O governo Lula caminha agora para o seu segundo
mandato, com um crescimento médio do PIB (Produto Interno Bruto) em torno de
3,0%. É possível um crescimento econômico compatível com as dimensões e as
necessidades do país, tendo em conta a atual política econômica?
Nós temos que olhar o Brasil pelo próximo meio
século. E olhando o Brasil pelo próximo meio século não existe país com
potencial para crescer tanto no mundo como ele. As pessoas falam na China, mas
ela tem alguns problemas que nós não temos. Nós precisamos entender o seguinte:
crescer pressupõe acrescentar e envolver para dar à população usufruto da
capacidade. Então, nós temos que desenvolver o país. Crescer 3,5% não quer
dizer muita coisa porque nós muitas vezes esquecemos o denominador da fração:
considerar as pessoas. O relevante no processo é que as pessoas cresçam. Para
mim, esse deve ser o objetivo do governo: fazer com que as pessoas evoluam,
cresçam, tenham capacidade de se sentirem melhor. E isso depende da renda,
evidentemente. É preciso distribuir renda e é preciso crescer.
A propósito, o Brasil cresceu 7% durante 50 anos e
o Banco Central apareceu nos últimos 16 anos. E ele tinha uma função clássica,
porque o que eles chamam hoje de BC nada mais é do que o computador da moeda.

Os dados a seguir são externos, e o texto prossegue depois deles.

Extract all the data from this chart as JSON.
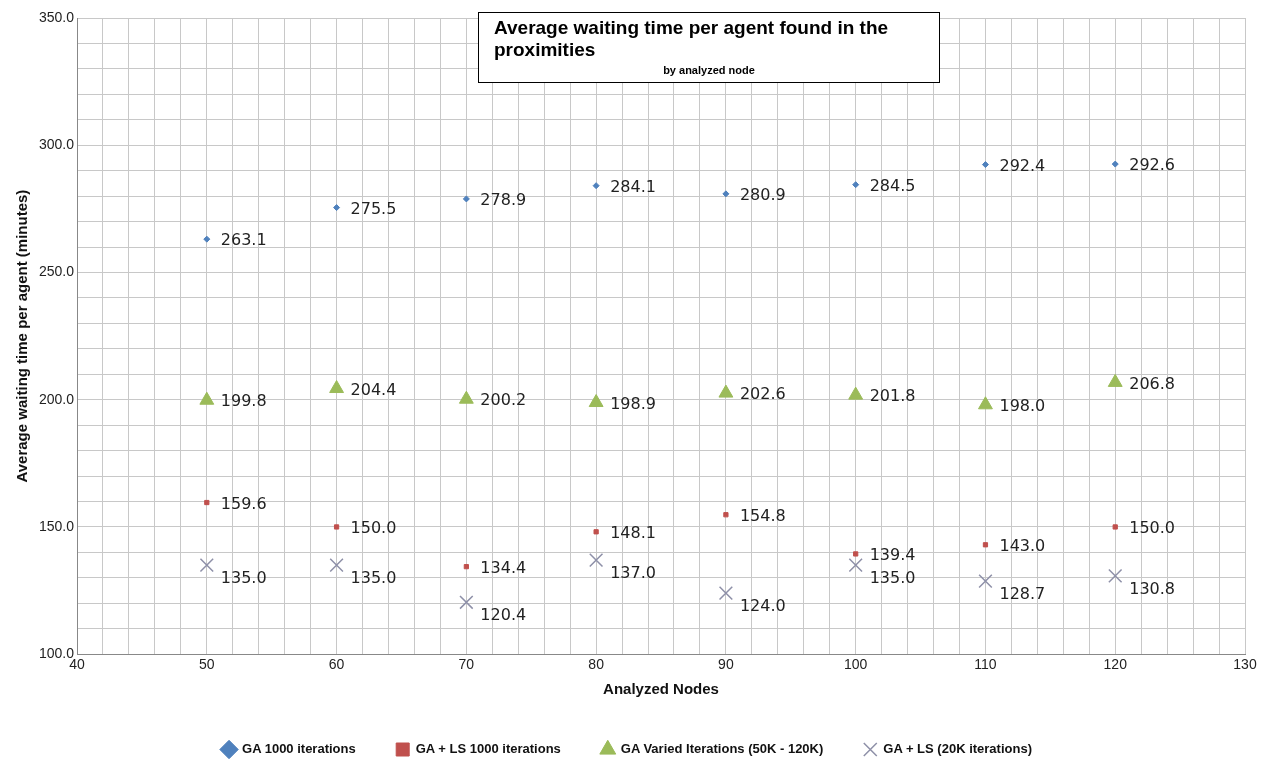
{
  "chart_data": {
    "type": "scatter",
    "title": "Average waiting time per agent found in the proximities",
    "subtitle": "by analyzed node",
    "xlabel": "Analyzed Nodes",
    "ylabel": "Average waiting time per agent (minutes)",
    "x": [
      50,
      60,
      70,
      80,
      90,
      100,
      110,
      120
    ],
    "series": [
      {
        "name": "GA 1000 iterations",
        "color": "#4f81bd",
        "marker": "diamond",
        "values": [
          263.1,
          275.5,
          278.9,
          284.1,
          280.9,
          284.5,
          292.4,
          292.6
        ],
        "value_labels": [
          "263.1",
          "275.5",
          "278.9",
          "284.1",
          "280.9",
          "284.5",
          "292.4",
          "292.6"
        ]
      },
      {
        "name": "GA + LS 1000 iterations",
        "color": "#c0504d",
        "marker": "square",
        "values": [
          159.6,
          150.0,
          134.4,
          148.1,
          154.8,
          139.4,
          143.0,
          150.0
        ],
        "value_labels": [
          "159.6",
          "150.0",
          "134.4",
          "148.1",
          "154.8",
          "139.4",
          "143.0",
          "150.0"
        ]
      },
      {
        "name": "GA Varied Iterations (50K - 120K)",
        "color": "#9bbb59",
        "marker": "triangle",
        "values": [
          199.8,
          204.4,
          200.2,
          198.9,
          202.6,
          201.8,
          198.0,
          206.8
        ],
        "value_labels": [
          "199.8",
          "204.4",
          "200.2",
          "198.9",
          "202.6",
          "201.8",
          "198.0",
          "206.8"
        ]
      },
      {
        "name": "GA + LS (20K iterations)",
        "color": "#8e90a8",
        "marker": "cross",
        "values": [
          135.0,
          135.0,
          120.4,
          137.0,
          124.0,
          135.0,
          128.7,
          130.8
        ],
        "value_labels": [
          "135.0",
          "135.0",
          "120.4",
          "137.0",
          "124.0",
          "135.0",
          "128.7",
          "130.8"
        ]
      }
    ],
    "xlim": [
      40,
      130
    ],
    "xticks": [
      40,
      {
        "value": 42,
        "label": null
      },
      {
        "value": 44,
        "label": null
      },
      {
        "value": 46,
        "label": null
      },
      {
        "value": 48,
        "label": null
      },
      50,
      {
        "value": 52,
        "label": null
      },
      {
        "value": 54,
        "label": null
      },
      {
        "value": 56,
        "label": null
      },
      {
        "value": 58,
        "label": null
      },
      60,
      {
        "value": 62,
        "label": null
      },
      {
        "value": 64,
        "label": null
      },
      {
        "value": 66,
        "label": null
      },
      {
        "value": 68,
        "label": null
      },
      70,
      {
        "value": 72,
        "label": null
      },
      {
        "value": 74,
        "label": null
      },
      {
        "value": 76,
        "label": null
      },
      {
        "value": 78,
        "label": null
      },
      80,
      {
        "value": 82,
        "label": null
      },
      {
        "value": 84,
        "label": null
      },
      {
        "value": 86,
        "label": null
      },
      {
        "value": 88,
        "label": null
      },
      90,
      {
        "value": 92,
        "label": null
      },
      {
        "value": 94,
        "label": null
      },
      {
        "value": 96,
        "label": null
      },
      {
        "value": 98,
        "label": null
      },
      100,
      {
        "value": 102,
        "label": null
      },
      {
        "value": 104,
        "label": null
      },
      {
        "value": 106,
        "label": null
      },
      {
        "value": 108,
        "label": null
      },
      110,
      {
        "value": 112,
        "label": null
      },
      {
        "value": 114,
        "label": null
      },
      {
        "value": 116,
        "label": null
      },
      {
        "value": 118,
        "label": null
      },
      120,
      {
        "value": 122,
        "label": null
      },
      {
        "value": 124,
        "label": null
      },
      {
        "value": 126,
        "label": null
      },
      {
        "value": 128,
        "label": null
      },
      130
    ],
    "ylim": [
      100,
      350
    ],
    "yticks": [
      {
        "value": 100,
        "label": "100.0"
      },
      {
        "value": 110,
        "label": null
      },
      {
        "value": 120,
        "label": null
      },
      {
        "value": 130,
        "label": null
      },
      {
        "value": 140,
        "label": null
      },
      {
        "value": 150,
        "label": "150.0"
      },
      {
        "value": 160,
        "label": null
      },
      {
        "value": 170,
        "label": null
      },
      {
        "value": 180,
        "label": null
      },
      {
        "value": 190,
        "label": null
      },
      {
        "value": 200,
        "label": "200.0"
      },
      {
        "value": 210,
        "label": null
      },
      {
        "value": 220,
        "label": null
      },
      {
        "value": 230,
        "label": null
      },
      {
        "value": 240,
        "label": null
      },
      {
        "value": 250,
        "label": "250.0"
      },
      {
        "value": 260,
        "label": null
      },
      {
        "value": 270,
        "label": null
      },
      {
        "value": 280,
        "label": null
      },
      {
        "value": 290,
        "label": null
      },
      {
        "value": 300,
        "label": "300.0"
      },
      {
        "value": 310,
        "label": null
      },
      {
        "value": 320,
        "label": null
      },
      {
        "value": 330,
        "label": null
      },
      {
        "value": 340,
        "label": null
      },
      {
        "value": 350,
        "label": "350.0"
      }
    ],
    "grid": true,
    "legend": "bottom"
  }
}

Mas a idéia de um Banco Central surge num informe que Hamilton faz ao Congresso
estadunidense em 1791. Onde não é exclusivamente função de controle da moeda,
mas, principalmente, do controle da expansão do crédito. Porque capitalismo não
é feito de sonho, mas de crédito. Se o Banco Central não dá crédito não há
capitalismo que avance. Quer dizer, se quisermos que o país cresça devemos dar
crédito. E crédito pressupõe instruir o Banco Central a cumprir as suas
funções, muito além da moeda.
E se continuar com essa política o Brasil fica subordinado
ao Banco Central; coisa inacreditável, porque, na verdade, o BC existe para
servir o Estado-nacional e não para se servir do Estado-nacional.